Am anderen Ende. Alles. Tot. Nix. Nicht mal ein Freizeichen. Als hätte ein übermächtiges Wesen den ganzen Äther verschluckt. War schon eine Atombombe auf die Telekom gefallen?
"Hallo, ich bin’s", rief ich in die Sprechmuschel. Mal probeweise. Vielleicht sollte ich die Sache friedlicher angehen.
Oder war es Theo, der ein schlechtes Gewissen hatte, mich derart schnöde verlassen zu haben?
Die Leitung blieb verstummt.
Früher, als noch alles gelb funktionierte, Post, Pakete, Telefon, meldete sich nach dem Klingelzeichen meistens ein Klient. Der Bürgermeister, besorgt um das Image der Hansestadt, das enttäuscht nach Cuba zum Saufen gefahren war, oder die Kultursenatorin auf der Suche nach den schwarzen Löchern in ihrem schlappen Etat, der Fußballvereinsmeier mit der Bitte um eine kluge Taktik gegen den drohenden Abstieg... wie viele Fälle hatte ich schon ungelöst hinterlassen. Es war mindestens eine Legion.

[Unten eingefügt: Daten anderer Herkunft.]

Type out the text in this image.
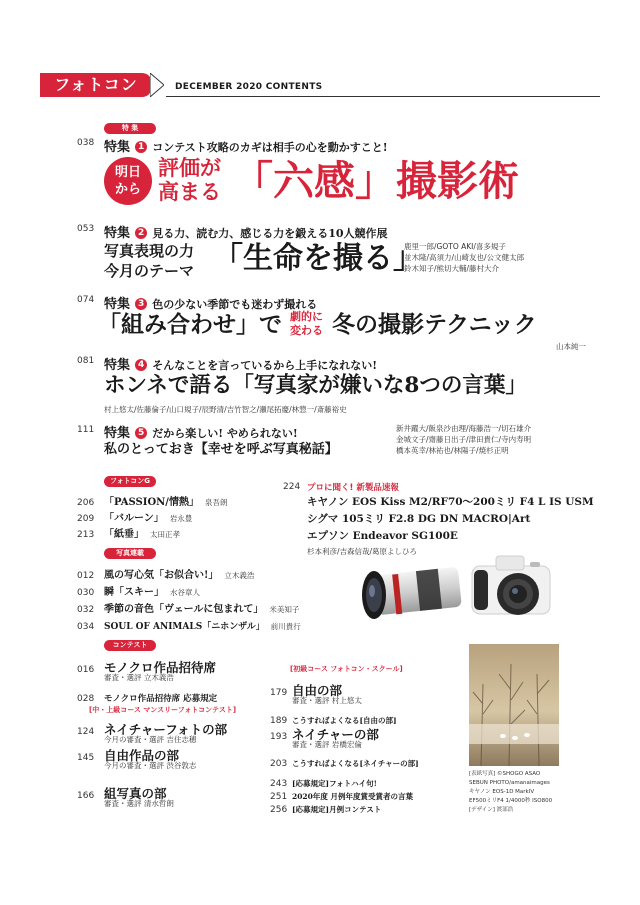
フォトコン	DECEMBER 2020 CONTENTS
特 集
038 特集 1 コンテスト攻略のカギは相手の心を動かすこと!
明日
から
評価が
高まる 「六感」撮影術
053 特集 2 見る力、読む力、感じる力を鍛える10人競作展
写真表現の力
今月のテーマ 「生命を撮る」
鹿里一郎/GOTO AKI/喜多規子
並木隆/高須力/山崎友也/公文健太郎
鈴木知子/熊切大輔/藤村大介
074 特集 3 色の少ない季節でも迷わず撮れる
「組み合わせ」で 劇的に
変わる 冬の撮影テクニック
山本純一
081 特集 4 そんなことを言っているから上手になれない!
ホンネで語る「写真家が嫌いな8つの言葉」
村上悠太/佐藤倫子/山口規子/辰野清/吉竹智之/瀬尾拓慶/林惣一/斎藤裕史
111 特集 5 だから楽しい! やめられない!
私のとっておき【幸せを呼ぶ写真秘話】
新井躍大/飯泉沙由理/海藤浩一/切石雄介
金城文子/齋藤日出子/津田貴仁/寺内寿明
橋本英幸/林祐也/林陽子/焼杉正明
フォトコンG
206 「PASSION/情熱」 泉吾朗
209 「バルーン」 岩永豊
213 「紙垂」 太田正孝
写真連載
012 風の写心気「お似合い!」 立木義浩
030 瞬「スキー」 水谷章人
032 季節の音色「ヴェールに包まれて」 米美知子
034 SOUL OF ANIMALS「ニホンザル」 前川貴行
224 プロに聞く! 新製品速報
キヤノン EOS Kiss M2/RF70〜200ミリ F4 L IS USM
シグマ 105ミリ F2.8 DG DN MACRO|Art
エプソン Endeavor SG100E
杉本利彦/吉森信哉/葛原よしひろ
コンテスト
016 モノクロ作品招待席
審査・選評 立木義浩
028 モノクロ作品招待席 応募規定
[中・上級コース マンスリーフォトコンテスト]
124 ネイチャーフォトの部
今月の審査・選評 吉住志穂
145 自由作品の部
今月の審査・選評 渋谷敦志
166 組写真の部
審査・選評 清水哲朗
[初級コース フォトコン・スクール]
179 自由の部
審査・選評 村上悠太
189 こうすればよくなる[自由の部]
193 ネイチャーの部
審査・選評 岩橋宏倫
203 こうすればよくなる[ネイチャーの部]
243 [応募規定]フォトハイ句!
251 2020年度 月例年度賞受賞者の言葉
256 [応募規定]月例コンテスト
[表紙写真] ©SHOGO ASAO
SEBUN PHOTO/amanaimages
キヤノン EOS-1D MarkIV
EF500ミリF4 1/4000秒 ISO800
[デザイン] 渡部浩
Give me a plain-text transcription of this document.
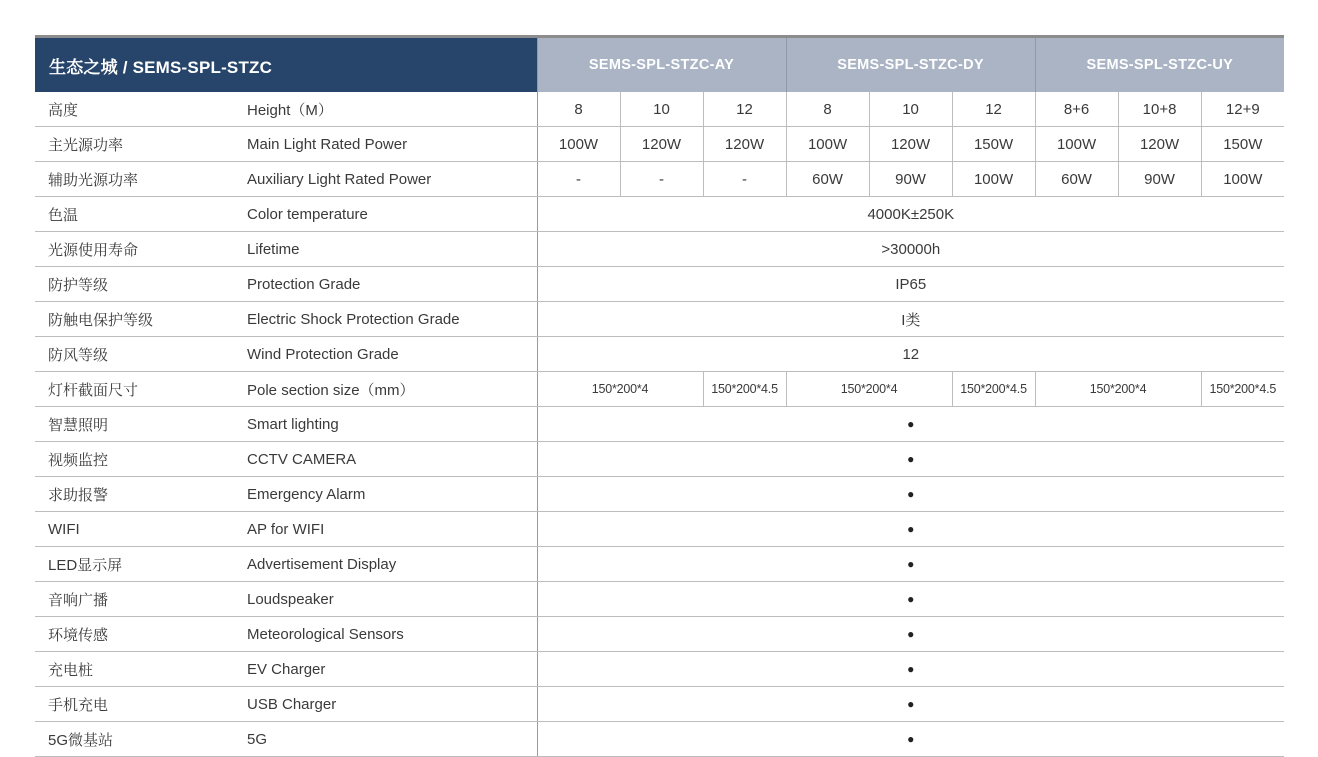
生态之城 / SEMS-SPL-STZC		SEMS-SPL-STZC-AY			SEMS-SPL-STZC-DY			SEMS-SPL-STZC-UY		
高度	Height（M）	8	10	12	8	10	12	8+6	10+8	12+9
主光源功率	Main Light Rated Power	100W	120W	120W	100W	120W	150W	100W	120W	150W
辅助光源功率	Auxiliary Light Rated Power	-	-	-	60W	90W	100W	60W	90W	100W
色温	Color temperature	4000K±250K								
光源使用寿命	Lifetime	>30000h								
防护等级	Protection Grade	IP65								
防触电保护等级	Electric Shock Protection Grade	I类								
防风等级	Wind Protection Grade	12								
灯杆截面尺寸	Pole section size（mm）	150*200*4		150*200*4.5	150*200*4		150*200*4.5	150*200*4		150*200*4.5
智慧照明	Smart lighting	●								
视频监控	CCTV CAMERA	●								
求助报警	Emergency Alarm	●								
WIFI	AP for WIFI	●								
LED显示屏	Advertisement Display	●								
音响广播	Loudspeaker	●								
环境传感	Meteorological Sensors	●								
充电桩	EV Charger	●								
手机充电	USB Charger	●								
5G微基站	5G	●								
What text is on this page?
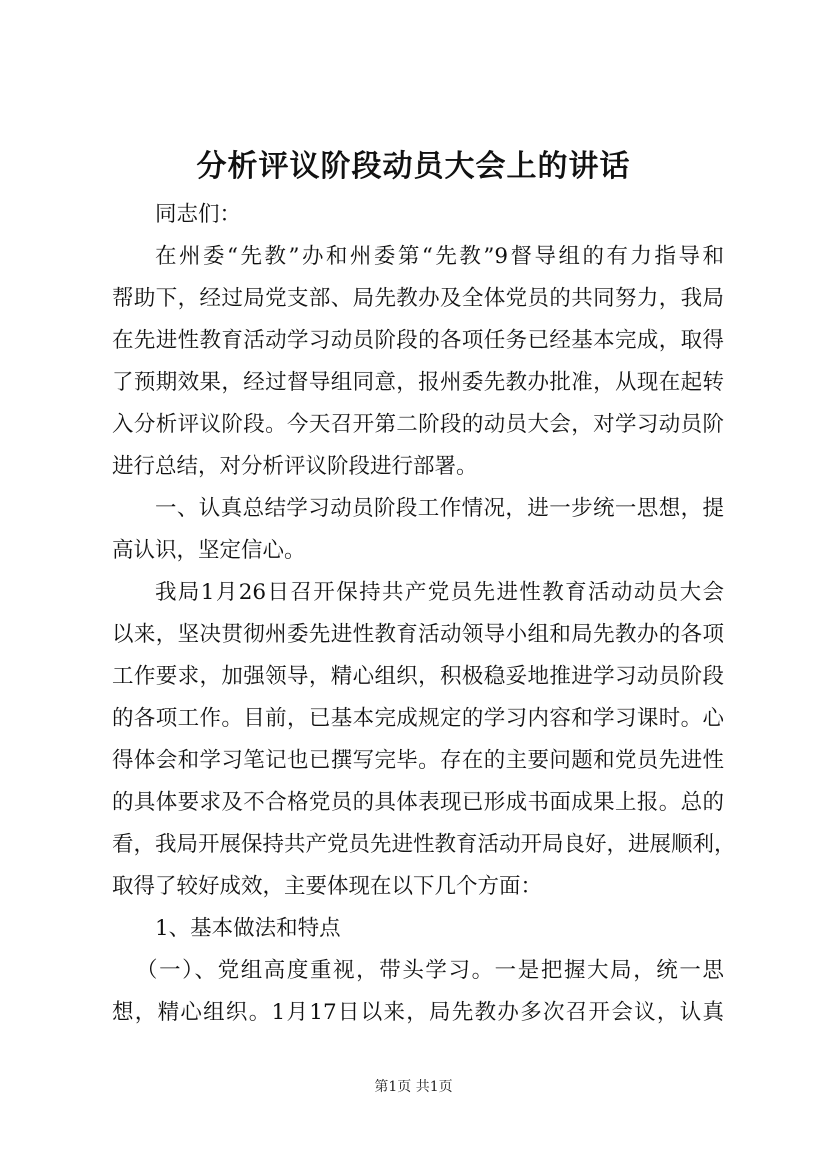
分析评议阶段动员大会上的讲话
同志们：
在州委“先教”办和州委第“先教”9督导组的有力指导和
帮助下，经过局党支部、局先教办及全体党员的共同努力，我局
在先进性教育活动学习动员阶段的各项任务已经基本完成，取得
了预期效果，经过督导组同意，报州委先教办批准，从现在起转
入分析评议阶段。今天召开第二阶段的动员大会，对学习动员阶
进行总结，对分析评议阶段进行部署。
一、认真总结学习动员阶段工作情况，进一步统一思想，提
高认识，坚定信心。
我局1月26日召开保持共产党员先进性教育活动动员大会
以来，坚决贯彻州委先进性教育活动领导小组和局先教办的各项
工作要求，加强领导，精心组织，积极稳妥地推进学习动员阶段
的各项工作。目前，已基本完成规定的学习内容和学习课时。心
得体会和学习笔记也已撰写完毕。存在的主要问题和党员先进性
的具体要求及不合格党员的具体表现已形成书面成果上报。总的
看，我局开展保持共产党员先进性教育活动开局良好，进展顺利，
取得了较好成效，主要体现在以下几个方面：
1、基本做法和特点
（一）、党组高度重视，带头学习。一是把握大局，统一思
想，精心组织。1月17日以来，局先教办多次召开会议，认真
第1页 共1页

Aber dass nicht mal mehr die Klienten mit mir sprechen wollten, war beschämend, um nicht zu sagen, verzweifelnd. Oder auch: voll unter der Gürtellinie.
Kaum hatte ich aufgelegt, klingelte es wieder.
Sofort griff ich nach dem Hörer.
Es gibt so ein Selbstanrufprogramm, um sich bei Laune zu halten oder um Klienten auf der anderen Seite des Schreibtisches mal richtig zu beeindrucken, aber wir haben uns bei dieser Offerte zurück gehalten. Es hätte zu viel Verwirrung gestiftet.
"Hier spricht J.B. Cool, ergeben Sie sich und kommen mit hoch erhobenen Händen herein!" Ich variierte meine Ansage, vielleicht half ja das.
Die Leitung blieb schwarz wie das Öl, das gegenwärtig in den Wüstenstädten lichterloh brannte.
Ich legte den Hörer daneben.
Noch so ein Menetekel und ich würde mich aus dem Fenster stürzen. Erster Stock, Knochenbrüche inklusive.
Im Polizeirevier gegenüber würde sie was zum Lachen haben. Ein verzweifelter Sprung aus drei Metern Höhe.
Plötzlich murmelte jemand, was sage ich, faselte, brabbelte, ich zog den Hörer wieder an mein Ohr.
"Morgen Abend, 20 Uhr, Hotel Terminus, Zimmer 20!" Wie eine Endlosschleife, fünf-, sechs-, sieben mal wiederholt – dann war finito.
Morgen Abend war kein Problem. Ich hatte ja alle Zeit der Welt.